Changes are highly likely to impact all registered training organisations because, by definition, an RTO only registers so that they can deliver AQF regulated qualifications.

A potted version of process
1. AQF Review Panel of six experts has been appointed by Australian Government
2. Contextual research report will provide background and recommend terms of reference
3. Discussion paper and public consultation during latter half of 2018
4. Final report to be provided to government by June 2019.

Steps 1 and 2 have been completed. The contextual research is an interesting read if you are into ‘big picture’. It contains an Australian environmental scan and a thumbnail overview of qualifications frameworks in 22 other countries. Overall, the Principal Findings are politely saying Australia used to be a world leader in this field, but we are not anymore. The researchers’ have included implications for the review terms of reference. A quick scan of these will give readers some grasp of possible issues addressed by a revamped AQF.

1.3 IMPLICATIONS FOR REVIEW TERMS OF REFERENCE

1. Review the structure and description of the AQF components (levels, qualifications and relevant explanations) including the extent to which:
a) the relationships between levels and qualifications are clear, appropriate and unambiguous;
b) the levels as currently defined are appropriate and fit for purpose;
c) the descriptors are expressed in simple language that supports ready interpretation; and
d) the knowledge, skills and capabilities reflect and support the full range of learning outcomes required for adaptation and successful participation in work and life.

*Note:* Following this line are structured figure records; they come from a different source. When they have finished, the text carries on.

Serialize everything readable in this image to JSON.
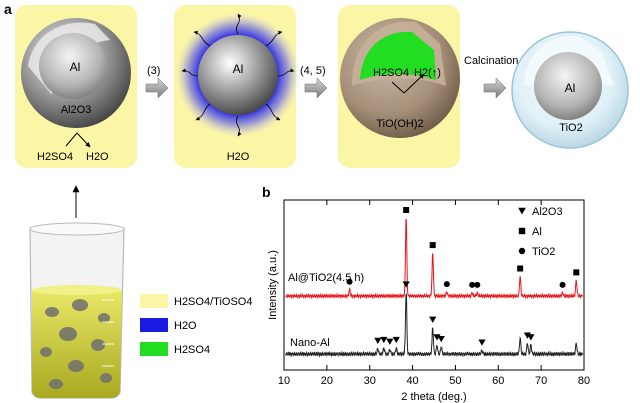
{
  "panel_a": {
    "label": "a",
    "step1": {
      "core": "Al",
      "shell": "Al2O3",
      "reactant": "H2SO4",
      "product": "H2O"
    },
    "step2_label": "(3)",
    "step2": {
      "core": "Al",
      "product": "H2O"
    },
    "step3_label": "(4, 5)",
    "step3": {
      "reactant": "H2SO4",
      "gas": "H2(↑)",
      "shell": "TiO(OH)2"
    },
    "step4_label": "Calcination",
    "step4": {
      "core": "Al",
      "shell": "TiO2"
    },
    "legend": [
      {
        "label": "H2SO4/TiOSO4",
        "color": "#fbf5a6"
      },
      {
        "label": "H2O",
        "color": "#1a1ae6"
      },
      {
        "label": "H2SO4",
        "color": "#22dd22"
      }
    ]
  },
  "panel_b": {
    "label": "b",
    "chart_data": {
      "type": "line",
      "xlabel": "2 theta (deg.)",
      "ylabel": "Intensity (a.u.)",
      "xlim": [
        10,
        80
      ],
      "xticks": [
        10,
        20,
        30,
        40,
        50,
        60,
        70,
        80
      ],
      "grid": false,
      "legend_position": "top-right",
      "legend": [
        {
          "marker": "triangle-down",
          "label": "Al2O3"
        },
        {
          "marker": "square",
          "label": "Al"
        },
        {
          "marker": "circle",
          "label": "TiO2"
        }
      ],
      "series": [
        {
          "name": "Al@TiO2(4.5 h)",
          "color": "#e8141a",
          "peaks": [
            {
              "x": 25.3,
              "h": 0.08,
              "marker": "circle"
            },
            {
              "x": 38.5,
              "h": 1.0,
              "marker": "square"
            },
            {
              "x": 44.7,
              "h": 0.55,
              "marker": "square"
            },
            {
              "x": 48.0,
              "h": 0.05,
              "marker": "circle"
            },
            {
              "x": 53.9,
              "h": 0.04,
              "marker": "circle"
            },
            {
              "x": 55.1,
              "h": 0.04,
              "marker": "circle"
            },
            {
              "x": 65.1,
              "h": 0.25,
              "marker": "square"
            },
            {
              "x": 75.0,
              "h": 0.04,
              "marker": "circle"
            },
            {
              "x": 78.2,
              "h": 0.2,
              "marker": "square"
            }
          ]
        },
        {
          "name": "Nano-Al",
          "color": "#222222",
          "peaks": [
            {
              "x": 31.9,
              "h": 0.06,
              "marker": "triangle-down"
            },
            {
              "x": 33.3,
              "h": 0.07,
              "marker": "triangle-down"
            },
            {
              "x": 34.7,
              "h": 0.05,
              "marker": "triangle-down"
            },
            {
              "x": 36.2,
              "h": 0.07,
              "marker": "triangle-down"
            },
            {
              "x": 38.5,
              "h": 0.7,
              "marker": "triangle-down"
            },
            {
              "x": 44.7,
              "h": 0.3,
              "marker": "triangle-down"
            },
            {
              "x": 45.7,
              "h": 0.1,
              "marker": "triangle-down"
            },
            {
              "x": 46.7,
              "h": 0.08,
              "marker": "triangle-down"
            },
            {
              "x": 56.2,
              "h": 0.04,
              "marker": "triangle-down"
            },
            {
              "x": 65.1,
              "h": 0.18,
              "marker": "none"
            },
            {
              "x": 66.8,
              "h": 0.12,
              "marker": "triangle-down"
            },
            {
              "x": 67.6,
              "h": 0.1,
              "marker": "triangle-down"
            },
            {
              "x": 78.2,
              "h": 0.12,
              "marker": "none"
            }
          ]
        }
      ]
    }
  }
}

2. Consider the issue of volume of learning including:
a) whether the volume of learning should cease to be expressed in the AQF in terms of calendar years and be replaced by a credit point system;
b) whether the disparities in volume of learning between qualifications at the same level can be supported by additional information such as prerequisite learning to dispel confusion; and
c) whether the volume of learning can be aligned with other measures of learning volume employed in VET sector specifications and requirements.

3. Review the positioning of vocational education and training (VET) and higher education (HE) qualifications in the AQF and consider:
a) whether more explicit differentiation of VET and HE qualifications would be beneficial in general and specifically at levels 5, 6 and 8;
b) whether the variety of qualification titles used at the same levels for VET and HE continue to be relevant and meaningful in both the national and international context;
c) means by which any implication of a status hierarchy from VET to HE qualifications can be mitigated through changes to the structure or language of the AQF; and
d) means by which greater consistency in regulation of compliance with the AQF can be achieved between HE and VET sectors.

4. Review the desirability and feasibility of developing a system for the quality assurance and incorporation within the AQF of sub-qualification credentials such as skill sets, enabling and foundation courses, and in-service and advanced training provided by industry or professions.

5. Consider whether the AQF policies (issuance policy, pathways policy, register policy, addition or removal policy, and principles and processes for alignment with international qualifications frameworks and relevant explanations)
(a) are appropriate and fit for purpose and
(b) should remain within the AQF itself or be rationalised with TEQSA/ASQA registration and accreditation guidelines.

6. Review ways in which the AQF could more effectively facilitate learning pathways and mobility within and between levels, sectors and qualifications.

7. Consider what changes may be required to AQF governance arrangements, to the AQF itself or to regulation that references the AQF to ensure consistency of its application and ongoing monitoring and review.

8. Given the findings from issues 1 to 7, recommend any necessary changes to the AQF and devise an implementation plan for achieving the changes.

Extract from: Contextual Research for the Australian Qualifications Framework Review, Final Report. 25 April 2018.